The Sufferings of Christ
Isaiah 53:7-8
He was oppressed, and he was afflicted, yet he opened not his mouth: he is brought as a lamb to the slaughter…


St. Peter makes it almost a description of a Christian, that he loves Him whom he has not seen. Unless we have a true love of Christ, we are not His true disciples; and we cannot love Him unless we have heartfelt gratitude to Him; and we cannot duly feel gratitude, unless we feel keenly what He suffered for us. No one who will but solemnly think over the history of those sufferings, as drawn out for us in the Gospels, but will gradually gain, through God's grace, a sense of them.

1. As to these sufferings, our Lord is called a lamb in the text; He was as defenceless, and as innocent as a lamb is. Since then Scripture compares Him to this inoffensive and unprotected animal, we may, without presumption or irreverence, take the image as a means of conveying to our minds those feelings which our Lord s sufferings should excite within us. Consider how very horrible it is to read the accounts which sometimes meet us of cruelties exercised on brute animals. What is it moves our very hearts, and sickens us so much at cruelty shown to poor brutes? First, that they have done no harm; next, that they have no power whatever of resistance; it is the cowardice and tyranny of which they are the victims which makes their sufferings so especially touching.

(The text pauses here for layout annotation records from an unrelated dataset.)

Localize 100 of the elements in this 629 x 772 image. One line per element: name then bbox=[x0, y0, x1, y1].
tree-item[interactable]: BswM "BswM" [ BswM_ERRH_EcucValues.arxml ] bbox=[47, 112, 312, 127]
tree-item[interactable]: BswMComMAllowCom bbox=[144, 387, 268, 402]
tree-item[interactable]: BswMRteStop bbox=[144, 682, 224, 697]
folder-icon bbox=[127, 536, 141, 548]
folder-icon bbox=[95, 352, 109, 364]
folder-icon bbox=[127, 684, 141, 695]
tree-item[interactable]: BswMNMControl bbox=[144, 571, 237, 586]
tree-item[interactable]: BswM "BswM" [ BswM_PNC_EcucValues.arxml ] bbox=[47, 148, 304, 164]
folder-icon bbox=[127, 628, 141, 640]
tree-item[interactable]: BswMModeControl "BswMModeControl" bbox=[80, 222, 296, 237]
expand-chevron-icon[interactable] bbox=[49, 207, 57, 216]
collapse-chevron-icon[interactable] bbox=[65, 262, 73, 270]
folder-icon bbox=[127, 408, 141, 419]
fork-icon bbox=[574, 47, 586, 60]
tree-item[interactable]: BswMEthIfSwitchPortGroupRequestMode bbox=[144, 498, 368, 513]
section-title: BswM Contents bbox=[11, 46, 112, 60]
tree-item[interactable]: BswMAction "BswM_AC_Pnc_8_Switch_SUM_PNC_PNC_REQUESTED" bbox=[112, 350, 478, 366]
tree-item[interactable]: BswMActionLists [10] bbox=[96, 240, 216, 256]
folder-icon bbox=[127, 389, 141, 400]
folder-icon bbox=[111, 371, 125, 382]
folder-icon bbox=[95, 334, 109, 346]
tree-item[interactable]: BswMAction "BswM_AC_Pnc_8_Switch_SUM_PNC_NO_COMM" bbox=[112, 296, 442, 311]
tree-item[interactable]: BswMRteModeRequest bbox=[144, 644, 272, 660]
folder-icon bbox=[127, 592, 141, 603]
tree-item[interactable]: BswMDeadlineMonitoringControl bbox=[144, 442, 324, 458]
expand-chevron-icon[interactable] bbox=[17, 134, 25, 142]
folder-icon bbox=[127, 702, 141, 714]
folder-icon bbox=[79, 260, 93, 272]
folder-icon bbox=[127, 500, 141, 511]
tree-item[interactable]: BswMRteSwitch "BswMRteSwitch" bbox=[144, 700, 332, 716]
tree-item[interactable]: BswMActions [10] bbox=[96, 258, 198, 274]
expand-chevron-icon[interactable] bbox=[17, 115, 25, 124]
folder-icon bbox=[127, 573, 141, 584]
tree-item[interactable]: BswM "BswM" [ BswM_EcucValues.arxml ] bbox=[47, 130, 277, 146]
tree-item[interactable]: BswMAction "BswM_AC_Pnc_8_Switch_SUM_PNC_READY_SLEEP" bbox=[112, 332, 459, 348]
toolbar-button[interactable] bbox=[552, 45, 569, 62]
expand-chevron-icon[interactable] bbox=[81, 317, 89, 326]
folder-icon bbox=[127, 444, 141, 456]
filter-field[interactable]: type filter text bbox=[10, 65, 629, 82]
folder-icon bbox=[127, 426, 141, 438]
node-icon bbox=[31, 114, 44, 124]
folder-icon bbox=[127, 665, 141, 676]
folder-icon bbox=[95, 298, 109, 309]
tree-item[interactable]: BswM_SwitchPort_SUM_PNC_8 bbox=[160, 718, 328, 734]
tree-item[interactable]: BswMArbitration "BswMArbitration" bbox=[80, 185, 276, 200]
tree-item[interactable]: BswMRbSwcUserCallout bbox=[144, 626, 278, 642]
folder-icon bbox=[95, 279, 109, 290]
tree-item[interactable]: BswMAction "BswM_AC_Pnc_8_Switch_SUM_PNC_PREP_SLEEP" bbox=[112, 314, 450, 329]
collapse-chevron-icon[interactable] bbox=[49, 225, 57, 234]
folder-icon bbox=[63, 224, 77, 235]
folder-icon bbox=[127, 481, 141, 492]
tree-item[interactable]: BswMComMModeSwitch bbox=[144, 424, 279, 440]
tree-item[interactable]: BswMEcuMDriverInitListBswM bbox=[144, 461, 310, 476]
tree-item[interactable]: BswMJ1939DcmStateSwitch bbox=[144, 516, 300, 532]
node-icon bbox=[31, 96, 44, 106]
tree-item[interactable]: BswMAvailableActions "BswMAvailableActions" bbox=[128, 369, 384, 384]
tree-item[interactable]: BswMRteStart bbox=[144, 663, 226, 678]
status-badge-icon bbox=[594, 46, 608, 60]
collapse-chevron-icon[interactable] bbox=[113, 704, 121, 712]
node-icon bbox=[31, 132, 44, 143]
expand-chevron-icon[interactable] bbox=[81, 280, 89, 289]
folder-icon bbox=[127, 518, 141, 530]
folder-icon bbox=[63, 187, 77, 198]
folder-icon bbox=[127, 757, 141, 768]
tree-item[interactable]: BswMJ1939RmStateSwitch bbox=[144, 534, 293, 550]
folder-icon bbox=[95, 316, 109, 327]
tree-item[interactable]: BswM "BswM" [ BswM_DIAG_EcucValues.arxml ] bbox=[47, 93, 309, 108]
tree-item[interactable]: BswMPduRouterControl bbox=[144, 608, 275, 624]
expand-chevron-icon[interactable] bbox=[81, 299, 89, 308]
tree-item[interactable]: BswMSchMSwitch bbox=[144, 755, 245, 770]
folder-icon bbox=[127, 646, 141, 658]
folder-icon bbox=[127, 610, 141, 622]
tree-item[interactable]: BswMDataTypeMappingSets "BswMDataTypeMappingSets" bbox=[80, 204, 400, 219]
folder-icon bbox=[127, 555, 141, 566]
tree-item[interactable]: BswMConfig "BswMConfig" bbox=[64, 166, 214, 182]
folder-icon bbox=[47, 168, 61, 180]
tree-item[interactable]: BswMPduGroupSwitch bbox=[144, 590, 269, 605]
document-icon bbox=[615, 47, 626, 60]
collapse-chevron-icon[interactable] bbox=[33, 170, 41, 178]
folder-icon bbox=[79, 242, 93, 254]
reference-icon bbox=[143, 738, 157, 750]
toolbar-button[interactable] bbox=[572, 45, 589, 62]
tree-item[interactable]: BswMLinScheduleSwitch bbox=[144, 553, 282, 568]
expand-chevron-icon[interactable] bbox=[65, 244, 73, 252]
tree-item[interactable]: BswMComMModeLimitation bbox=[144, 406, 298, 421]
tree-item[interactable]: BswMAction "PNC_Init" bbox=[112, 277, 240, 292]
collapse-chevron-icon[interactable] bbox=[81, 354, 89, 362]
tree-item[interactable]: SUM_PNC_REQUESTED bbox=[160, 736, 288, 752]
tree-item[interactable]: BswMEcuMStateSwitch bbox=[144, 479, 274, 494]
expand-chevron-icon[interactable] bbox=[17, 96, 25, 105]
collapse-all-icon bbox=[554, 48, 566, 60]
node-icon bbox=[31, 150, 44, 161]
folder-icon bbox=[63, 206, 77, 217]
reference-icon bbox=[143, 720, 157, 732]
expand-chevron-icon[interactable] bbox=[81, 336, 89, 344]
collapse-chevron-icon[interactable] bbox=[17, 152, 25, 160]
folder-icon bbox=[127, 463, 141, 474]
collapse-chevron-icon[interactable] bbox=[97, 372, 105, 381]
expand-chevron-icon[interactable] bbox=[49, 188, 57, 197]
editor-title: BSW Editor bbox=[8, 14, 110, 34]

He who is higher than the angels, deigned to humble Himself even to the state of the brute creation.

2. Take another example, and you will see the same thing still more strikingly. How overpowered should we be, nay not at the sight only, but at the very hearing of cruelties shown to a little child, and why so? for the same two reasons, because it was so innocent, and because it was so unable to defend itself. You feel the horror of this, and yet you can bear to read of Christ's sufferings without horror. Our Lord was not only guiltless and defenceless, but He had come among His persecutors in love.

3. And now, let us suppose that some venerable person whom we have known as long as we could recollect any thing, and loved and reverenced, suppose such a one, who had often done us kindnesses, rudely seized by fierce men, made a laughing-stock, struck, spit on, severely scourged and at last exposed with all his wounds to the gaze of a rude multitude who came and jeered him, what would be our feelings? But what is all this to the suffering of the holy Jesus, which we bear to read of as a matter of course! A spirit of grief and lamentation is expressly mentioned in Scripture as a characteristic of those who turn to Christ. If then we do not sorrow, have we turned to Him

(J. H. Newman, B. D.)



Parallel Verses
KJV: He was oppressed, and he was afflicted, yet he opened not his mouth: he is brought as a lamb to the slaughter, and as a sheep before her shearers is dumb, so he openeth not his mouth.

WEB: He was oppressed, yet when he was afflicted he didn't open his mouth. As a lamb that is led to the slaughter, and as a sheep that before its shearers is mute, so he didn't open his mouth.